How to enable an Intelligent Supply Chain in Retail?

The Optimal Infrastructure is crucial for retailers to reduce costs, meet rising consumer needs and perfect communication between suppliers and partners. Retailers are adopting a 360-degree view of their entire supply chains—from raw material acquisition to production to last-mile delivery, by adopting intelligent, data driven processes to not only predict inventory and aptly respond to consumer expectations, but synchronize information sharing among all members of the supply chain.

Cloud Synthesis

Retailers are sitting on a wealth of data, but these valuable insights often get lost between disparate teams and solid channels. Data-driven communication channels can help optimize fast and responsive communication between factories, warehouses, stores and other supply chain elements, sharing key information between partners through cloud infrastructures and keeping everyone on pace to deliver excellence.

Three keys to an intelligent supply chain

1.Deliver the right products, parts, resources, and service where and when they’re needed.

Product as a service adds complexity to your supply chain. No longer is the supply chain simply responsible for manufacturing and delivering a product to a customer. Now, it can involve coordinating everything from parts going into products to service technicians conducting predictive maintenance and repairs to software updates on products—and much more. This requires orchestration across multifaceted, dynamic networks that often span the globe.

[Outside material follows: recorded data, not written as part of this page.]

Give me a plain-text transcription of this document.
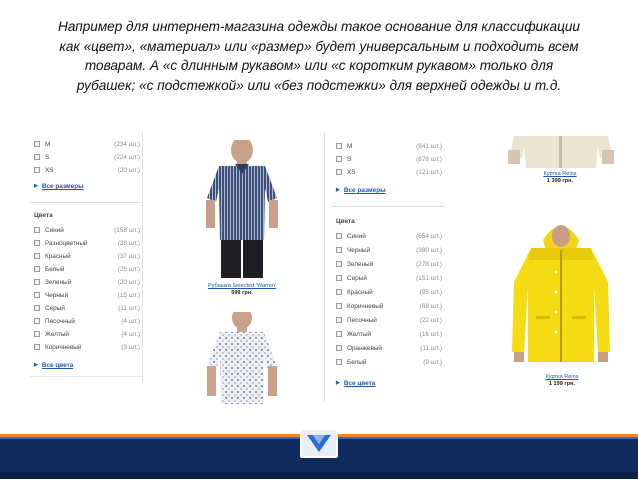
Например для интернет-магазина одежды такое основание для классификации
как «цвет», «материал» или «размер» будет универсальным и подходить всем
товарам. А «с длинным рукавом» или «с коротким рукавом» только для
рубашек; «с подстежкой» или «без подстежки» для верхней одежды и т.д.
M	(234 шт.)
S	(224 шт.)
XS	(20 шт.)
▶ Все размеры
Цвета
Синий	(158 шт.)
Разноцветный	(38 шт.)
Красный	(37 шт.)
Белый	(25 шт.)
Зеленый	(20 шт.)
Черный	(15 шт.)
Серый	(11 шт.)
Песочный	(4 шт.)
Желтый	(4 шт.)
Коричневый	(3 шт.)
▶ Все цвета
Рубашка Selected 'Warren'
599 грн.
M	(941 шт.)
S	(878 шт.)
XS	(121 шт.)
▶ Все размеры
Цвета
Синий	(654 шт.)
Черный	(380 шт.)
Зеленый	(278 шт.)
Серый	(151 шт.)
Красный	(95 шт.)
Коричневый	(68 шт.)
Песочный	(22 шт.)
Желтый	(16 шт.)
Оранжевый	(11 шт.)
Белый	(9 шт.)
▶ Все цвета
Куртка Reins
1 399 грн.
Куртка Reins
1 199 грн.
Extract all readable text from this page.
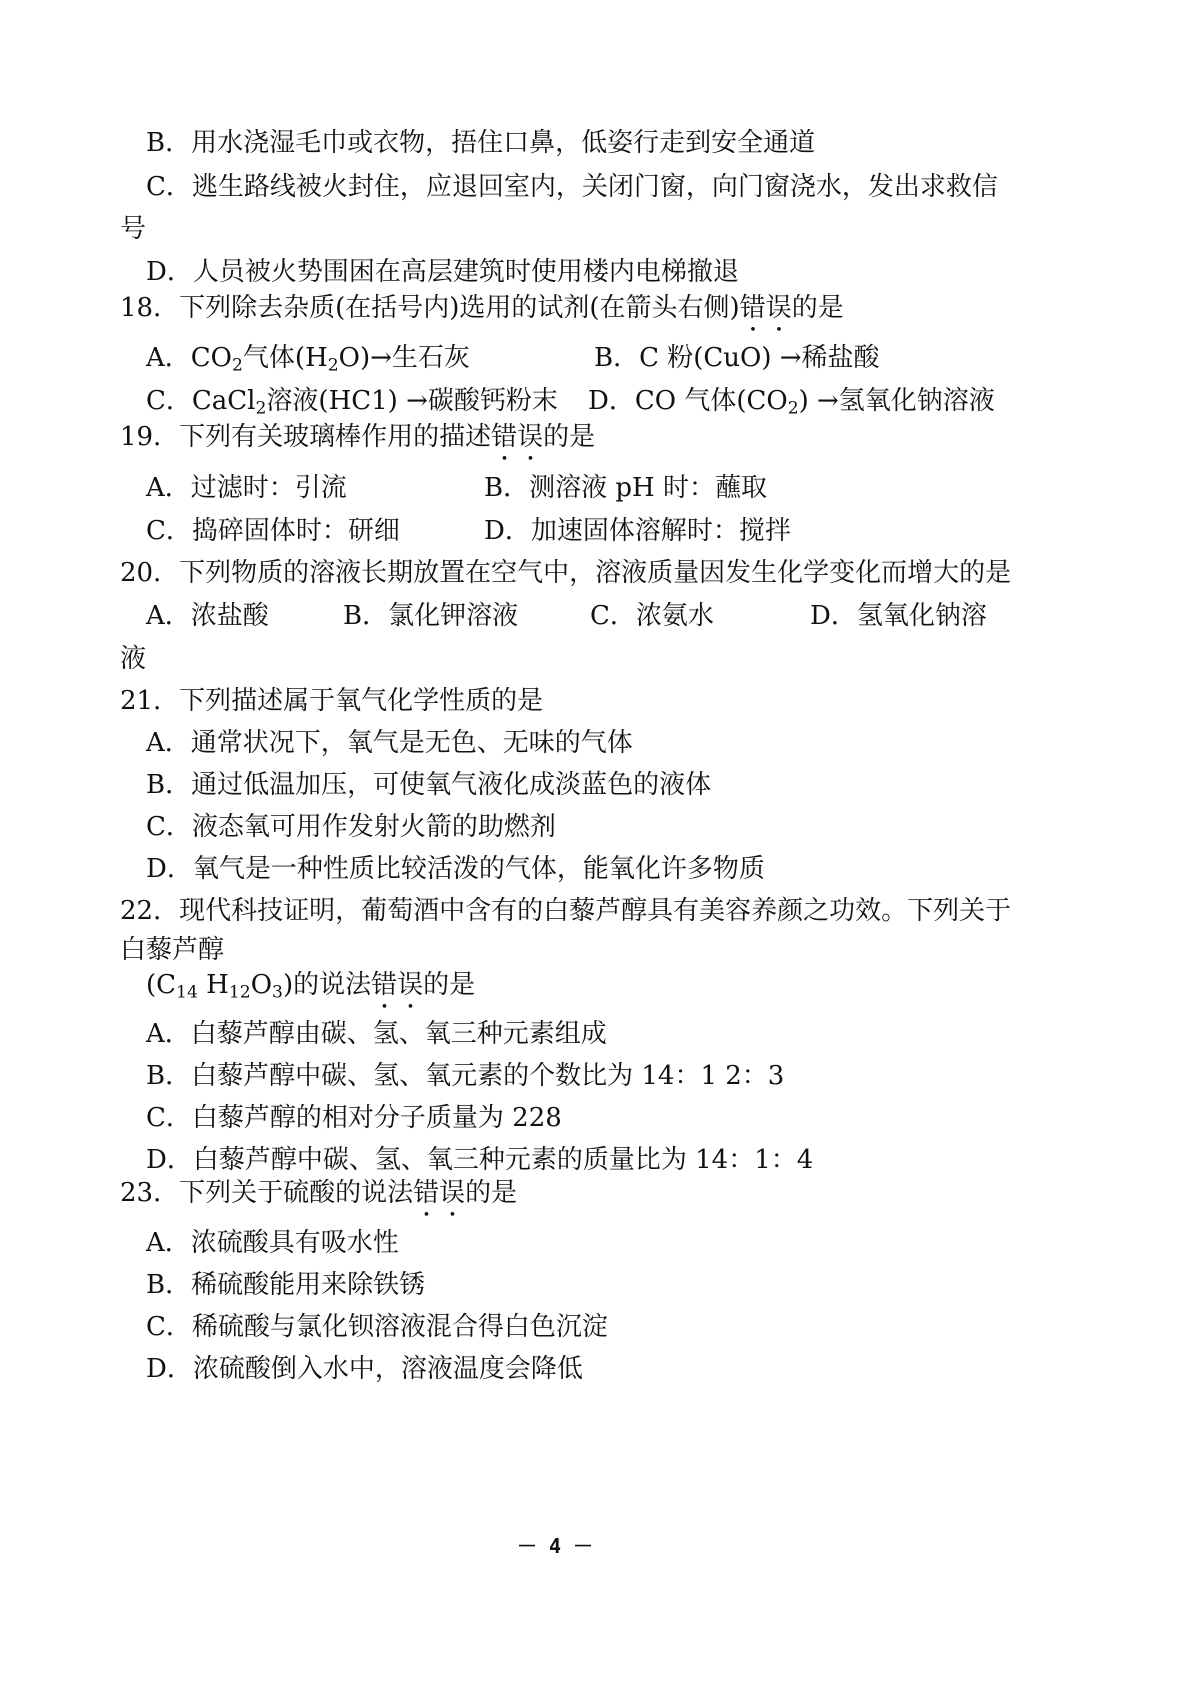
B．用水浇湿毛巾或衣物，捂住口鼻，低姿行走到安全通道
C．逃生路线被火封住，应退回室内，关闭门窗，向门窗浇水，发出求救信
号
D．人员被火势围困在高层建筑时使用楼内电梯撤退
18．下列除去杂质(在括号内)选用的试剂(在箭头右侧)错误的是
A．$CO_2$气体$(H_2O)\to$生石灰	B．C 粉(CuO) →稀盐酸
C．CaCl$_2$溶液(HC1) →碳酸钙粉末 D．CO 气体$(CO_2)$ →氢氧化钠溶液
19．下列有关玻璃棒作用的描述错误的是
A．过滤时：引流	B．测溶液 pH 时：蘸取
C．捣碎固体时：研细	D．加速固体溶解时：搅拌
20．下列物质的溶液长期放置在空气中，溶液质量因发生化学变化而增大的是
A．浓盐酸	B．氯化钾溶液	C．浓氨水	D．氢氧化钠溶
液
21．下列描述属于氧气化学性质的是
A．通常状况下，氧气是无色、无味的气体
B．通过低温加压，可使氧气液化成淡蓝色的液体
C．液态氧可用作发射火箭的助燃剂
D．氧气是一种性质比较活泼的气体，能氧化许多物质
22．现代科技证明，葡萄酒中含有的白藜芦醇具有美容养颜之功效。下列关于
白藜芦醇
($C_{14}$ $H_{12}O_3$)的说法错误的是
A．白藜芦醇由碳、氢、氧三种元素组成
B．白藜芦醇中碳、氢、氧元素的个数比为 14：1 2：3
C．白藜芦醇的相对分子质量为 228
D．白藜芦醇中碳、氢、氧三种元素的质量比为 14：1：4
23．下列关于硫酸的说法错误的是
A．浓硫酸具有吸水性
B．稀硫酸能用来除铁锈
C．稀硫酸与氯化钡溶液混合得白色沉淀
D．浓硫酸倒入水中，溶液温度会降低
－ 4 －
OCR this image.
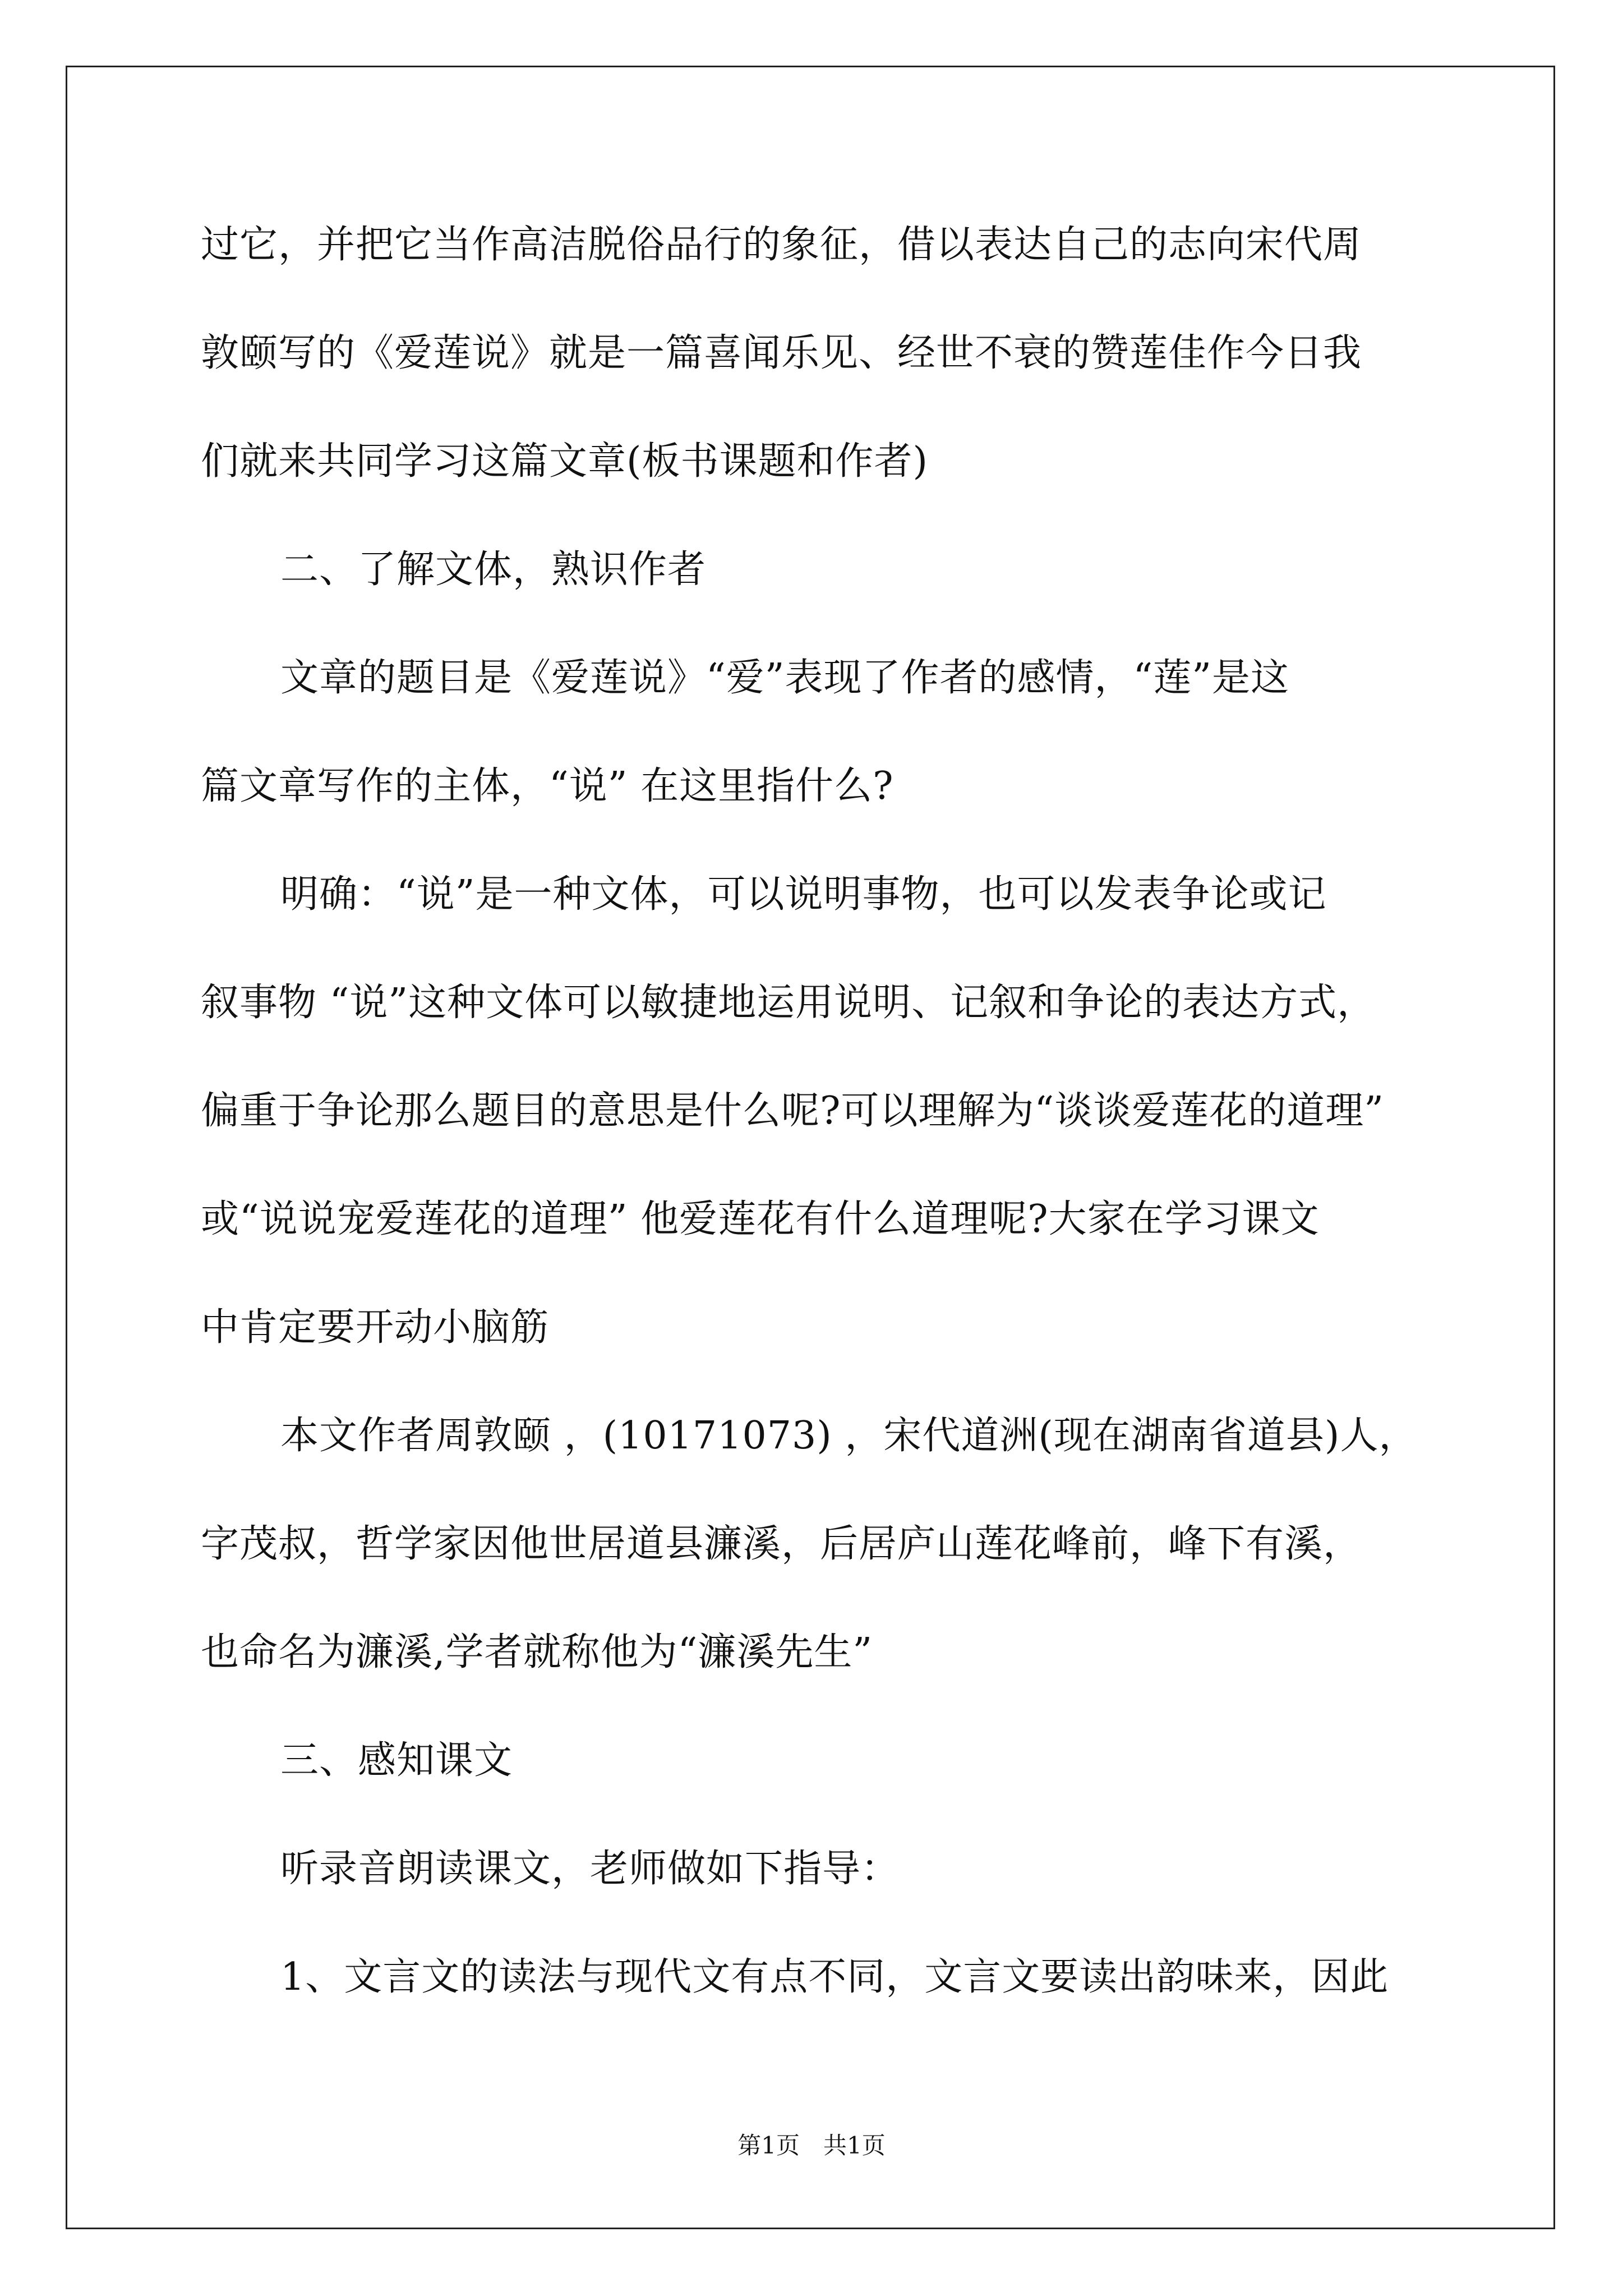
过它，并把它当作高洁脱俗品行的象征，借以表达自己的志向宋代周
敦颐写的《爱莲说》就是一篇喜闻乐见、经世不衰的赞莲佳作今日我
们就来共同学习这篇文章(板书课题和作者)
二、了解文体，熟识作者
文章的题目是《爱莲说》“爱”表现了作者的感情，“莲”是这
篇文章写作的主体，“说” 在这里指什么?
明确：“说”是一种文体，可以说明事物，也可以发表争论或记
叙事物 “说”这种文体可以敏捷地运用说明、记叙和争论的表达方式，
偏重于争论那么题目的意思是什么呢?可以理解为“谈谈爱莲花的道理”
或“说说宠爱莲花的道理” 他爱莲花有什么道理呢?大家在学习课文
中肯定要开动小脑筋
本文作者周敦颐 ，(10171073) ，宋代道洲(现在湖南省道县)人，
字茂叔，哲学家因他世居道县濂溪，后居庐山莲花峰前，峰下有溪，
也命名为濂溪,学者就称他为“濂溪先生”
三、感知课文
听录音朗读课文，老师做如下指导：
1、文言文的读法与现代文有点不同，文言文要读出韵味来，因此
第1页　共1页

2.Achieve a balance between customer service level and budget requirements.

The cost-versus-service equation has always been a delicate balance for manufacturers. As you shift to product as a service, customer service levels aren’t just calculated based on how the product performs, but on delivery of purchased services. Providing these services at any cost is not an effective way to achieve desired service levels, yet cutting costs by decreasing inventory, for example, can result in unexpected downtime and financial penalties. You need an intelligent way to achieve balance, so you can maintain optimal inventory levels and manage your cost of goods, while still meeting customer expectations.

3.Enable tighter upstream and downstream collaboration across complex value chains.

With product lifecycles continuing to compress, innovation and speed are critical to success in today’s manufacturing marketplace. That means you need to collaborate faster and smarter across the value chain to innovate and bring to market new products and services, so you can stay ahead of the competition and meet your customers’ expectations.